Your contribution to profits
In some roles, it’s relatively easy to make a strong and direct link between the work that you do and the improvement in the organisation’s income and profits. For example, sales people can point to their sales results. Marketers can point to analytics demonstrating increased leads and sales. Operations managers can point to the savings they make against budget targets.
In other cases, the link isn’t as clear. For example, front line customer service staff, administrative staff, or others might not be able to demonstrate their direct contribution. In this case, it’s about showing that you meet or exceed your KPIs. If you can show this, you can show that you have done your part to contribute to the team’s achievement re: top line growth.
Either way, get as much information as you can. Preferably, get objective data on how you are solely (or primarily) responsible for those good results. If this isn’t possible, or if it’s hard to draw a direct link between your work and organisational objectives, it may be appropriate to include other sources. For example, if a client has sent an email praising your work on a project, or a colleague has thanked you for solving an ‘impossible’ problem, or you have received an industry award for outstanding work, these can all support your case.

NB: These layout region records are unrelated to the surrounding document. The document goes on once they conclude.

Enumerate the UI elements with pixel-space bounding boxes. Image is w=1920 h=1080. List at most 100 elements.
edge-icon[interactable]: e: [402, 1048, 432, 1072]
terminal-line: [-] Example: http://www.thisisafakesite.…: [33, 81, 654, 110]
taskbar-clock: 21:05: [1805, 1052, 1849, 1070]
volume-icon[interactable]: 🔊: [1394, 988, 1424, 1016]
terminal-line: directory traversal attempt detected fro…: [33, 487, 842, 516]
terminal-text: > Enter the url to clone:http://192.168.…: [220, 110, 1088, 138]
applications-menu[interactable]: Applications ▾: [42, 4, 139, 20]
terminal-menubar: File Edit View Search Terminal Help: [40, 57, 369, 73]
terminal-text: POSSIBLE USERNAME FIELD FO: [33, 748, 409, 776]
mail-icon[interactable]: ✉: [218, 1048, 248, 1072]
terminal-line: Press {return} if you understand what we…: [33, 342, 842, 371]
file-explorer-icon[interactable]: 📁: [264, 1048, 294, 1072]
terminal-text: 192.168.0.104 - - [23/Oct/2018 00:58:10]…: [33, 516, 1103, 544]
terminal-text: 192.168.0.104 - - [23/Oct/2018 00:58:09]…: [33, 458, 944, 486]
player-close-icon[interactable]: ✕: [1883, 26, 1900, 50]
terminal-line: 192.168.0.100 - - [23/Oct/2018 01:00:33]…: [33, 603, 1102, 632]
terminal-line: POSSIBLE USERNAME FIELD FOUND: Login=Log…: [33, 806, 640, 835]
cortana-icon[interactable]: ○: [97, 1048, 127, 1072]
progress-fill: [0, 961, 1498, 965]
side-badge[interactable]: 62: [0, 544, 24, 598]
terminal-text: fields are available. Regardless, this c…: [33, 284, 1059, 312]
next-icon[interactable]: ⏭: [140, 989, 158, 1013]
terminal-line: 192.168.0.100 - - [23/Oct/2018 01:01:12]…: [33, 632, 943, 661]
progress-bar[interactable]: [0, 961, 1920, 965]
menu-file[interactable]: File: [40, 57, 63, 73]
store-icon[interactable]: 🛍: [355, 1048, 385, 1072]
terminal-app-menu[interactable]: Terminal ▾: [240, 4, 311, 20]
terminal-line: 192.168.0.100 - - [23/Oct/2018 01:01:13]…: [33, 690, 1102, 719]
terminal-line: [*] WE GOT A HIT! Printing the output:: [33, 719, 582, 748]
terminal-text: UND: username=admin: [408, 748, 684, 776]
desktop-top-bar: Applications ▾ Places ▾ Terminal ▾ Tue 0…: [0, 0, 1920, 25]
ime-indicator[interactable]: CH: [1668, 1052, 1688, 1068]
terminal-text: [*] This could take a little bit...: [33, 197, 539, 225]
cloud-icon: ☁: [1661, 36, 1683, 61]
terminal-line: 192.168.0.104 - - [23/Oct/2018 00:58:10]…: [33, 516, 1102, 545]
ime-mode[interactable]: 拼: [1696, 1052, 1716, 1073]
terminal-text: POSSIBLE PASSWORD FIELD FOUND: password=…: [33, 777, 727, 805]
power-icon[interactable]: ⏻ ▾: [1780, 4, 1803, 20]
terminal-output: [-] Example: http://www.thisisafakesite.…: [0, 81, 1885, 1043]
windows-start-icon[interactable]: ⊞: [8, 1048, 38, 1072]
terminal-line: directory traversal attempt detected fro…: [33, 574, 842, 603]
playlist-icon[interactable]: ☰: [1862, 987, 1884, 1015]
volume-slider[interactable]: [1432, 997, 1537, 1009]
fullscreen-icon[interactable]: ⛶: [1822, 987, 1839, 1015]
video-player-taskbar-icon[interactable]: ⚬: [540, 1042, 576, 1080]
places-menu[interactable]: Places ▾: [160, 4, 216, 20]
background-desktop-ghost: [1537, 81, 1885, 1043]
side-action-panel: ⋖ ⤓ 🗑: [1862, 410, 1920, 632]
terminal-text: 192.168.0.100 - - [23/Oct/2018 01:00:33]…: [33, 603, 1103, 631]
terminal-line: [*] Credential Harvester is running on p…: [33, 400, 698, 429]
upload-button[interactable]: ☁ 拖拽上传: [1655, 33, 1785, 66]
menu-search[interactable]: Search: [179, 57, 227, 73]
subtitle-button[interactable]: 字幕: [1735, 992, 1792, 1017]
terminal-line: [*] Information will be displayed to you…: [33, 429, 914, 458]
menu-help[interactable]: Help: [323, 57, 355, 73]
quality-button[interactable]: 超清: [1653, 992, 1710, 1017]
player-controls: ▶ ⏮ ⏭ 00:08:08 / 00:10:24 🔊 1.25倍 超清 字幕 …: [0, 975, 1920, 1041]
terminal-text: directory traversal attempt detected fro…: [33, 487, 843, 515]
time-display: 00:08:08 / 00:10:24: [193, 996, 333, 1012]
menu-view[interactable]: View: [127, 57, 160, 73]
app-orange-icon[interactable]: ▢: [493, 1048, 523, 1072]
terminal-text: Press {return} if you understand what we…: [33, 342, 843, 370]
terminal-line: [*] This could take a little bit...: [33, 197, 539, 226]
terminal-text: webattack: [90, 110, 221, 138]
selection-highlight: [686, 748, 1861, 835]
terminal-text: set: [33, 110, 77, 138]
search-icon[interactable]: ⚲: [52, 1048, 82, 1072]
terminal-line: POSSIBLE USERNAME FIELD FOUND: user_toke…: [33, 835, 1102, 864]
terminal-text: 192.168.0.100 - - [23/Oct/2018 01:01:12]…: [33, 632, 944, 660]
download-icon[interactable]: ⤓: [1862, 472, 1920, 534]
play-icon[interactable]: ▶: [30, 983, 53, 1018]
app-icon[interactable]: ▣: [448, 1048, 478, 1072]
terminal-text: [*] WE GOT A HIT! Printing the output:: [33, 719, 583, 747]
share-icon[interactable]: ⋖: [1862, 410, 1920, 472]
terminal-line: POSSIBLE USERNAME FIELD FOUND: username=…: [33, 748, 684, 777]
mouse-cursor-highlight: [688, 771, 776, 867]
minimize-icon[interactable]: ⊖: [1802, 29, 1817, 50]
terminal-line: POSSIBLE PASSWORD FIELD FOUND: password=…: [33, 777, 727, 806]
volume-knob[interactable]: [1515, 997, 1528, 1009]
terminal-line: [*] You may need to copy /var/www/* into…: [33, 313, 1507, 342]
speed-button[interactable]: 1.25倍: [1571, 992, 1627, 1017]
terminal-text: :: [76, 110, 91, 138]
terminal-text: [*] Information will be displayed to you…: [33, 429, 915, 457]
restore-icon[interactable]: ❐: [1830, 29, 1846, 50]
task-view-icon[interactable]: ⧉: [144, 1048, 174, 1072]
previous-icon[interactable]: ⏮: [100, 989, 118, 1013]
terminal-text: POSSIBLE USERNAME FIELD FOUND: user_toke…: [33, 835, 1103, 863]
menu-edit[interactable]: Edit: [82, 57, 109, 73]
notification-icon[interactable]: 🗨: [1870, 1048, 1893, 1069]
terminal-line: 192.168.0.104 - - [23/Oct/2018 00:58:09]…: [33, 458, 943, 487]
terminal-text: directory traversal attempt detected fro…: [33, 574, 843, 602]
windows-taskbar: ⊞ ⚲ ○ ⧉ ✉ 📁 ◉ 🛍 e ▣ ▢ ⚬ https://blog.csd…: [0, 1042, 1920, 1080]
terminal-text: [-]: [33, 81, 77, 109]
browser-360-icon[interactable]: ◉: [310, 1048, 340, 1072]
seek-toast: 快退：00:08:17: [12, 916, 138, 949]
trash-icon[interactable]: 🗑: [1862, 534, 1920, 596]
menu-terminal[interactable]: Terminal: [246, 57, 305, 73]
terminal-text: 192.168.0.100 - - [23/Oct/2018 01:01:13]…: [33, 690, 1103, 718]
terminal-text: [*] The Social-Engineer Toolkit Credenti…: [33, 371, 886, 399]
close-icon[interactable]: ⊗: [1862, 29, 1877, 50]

The organisation’s financial health
Depending on your organisation and its reporting or transparency rules, you may or may not be able to get information on whether they can afford the pay rise you’re asking for. Information to support the suggestion that the organisation is in a position to pay you more might come from:
- departmental budgets
- weekly or monthly sales reports
- quarterly or annual general financial reports
- financial reports to shareholders or funding bodies
- financial information streamed or published on an intranet or dashboard
Your manager will have (or will be able to get) this information to support their decision. It can make their decision simpler and quicker if you can point them in the right direction. Also, remember the information isn’t conclusive – there are lots of reasons why the organisation may not be able to afford a raise in future, such as different business priorities. However, it doesn’t hurt to look into it and have the information ready to discuss if you can.
Making your case
Once you’ve got your case in writing (whether it’s your own notes or a presentation), you can focus on preparing for other aspects of the meeting. Think about:
- your attire and presentation (you want to look professional, but also feel confident)
- your body language; how you will maintain open, relaxed and confident body language
- the starting point for your negotiation (hint: it’s common to ask for a certain percentage more than you actually want, so your manager feels like it’s still a win when they ‘negotiate you down’)
- how you’ll respond if the manager challenges your assertions and statistics you present to support your case
- how you’ll keep your cool if the manager ‘pressure tests’ you by taking an aggressive approach (this partly comes back to your plan for what you’ll do if they say no – see above)
- how you’ll keep your presentation simple and concise, and avoid repeating yourself too much
- if the answer is no, how you will set the next action item: will you ask for a date to revisit the issue, written reasons for the ‘no’, or a resource for improving performance to the required level, etc.?
You might even consider doing a bit of practice, role-playing your presentation or negotiation approach with someone you trust. This could be a friend or family member, or a professional mentor.
Prepare, have a plan, maintain the right attitude, and you’ve got a good chance of securing the pay rise you ask for.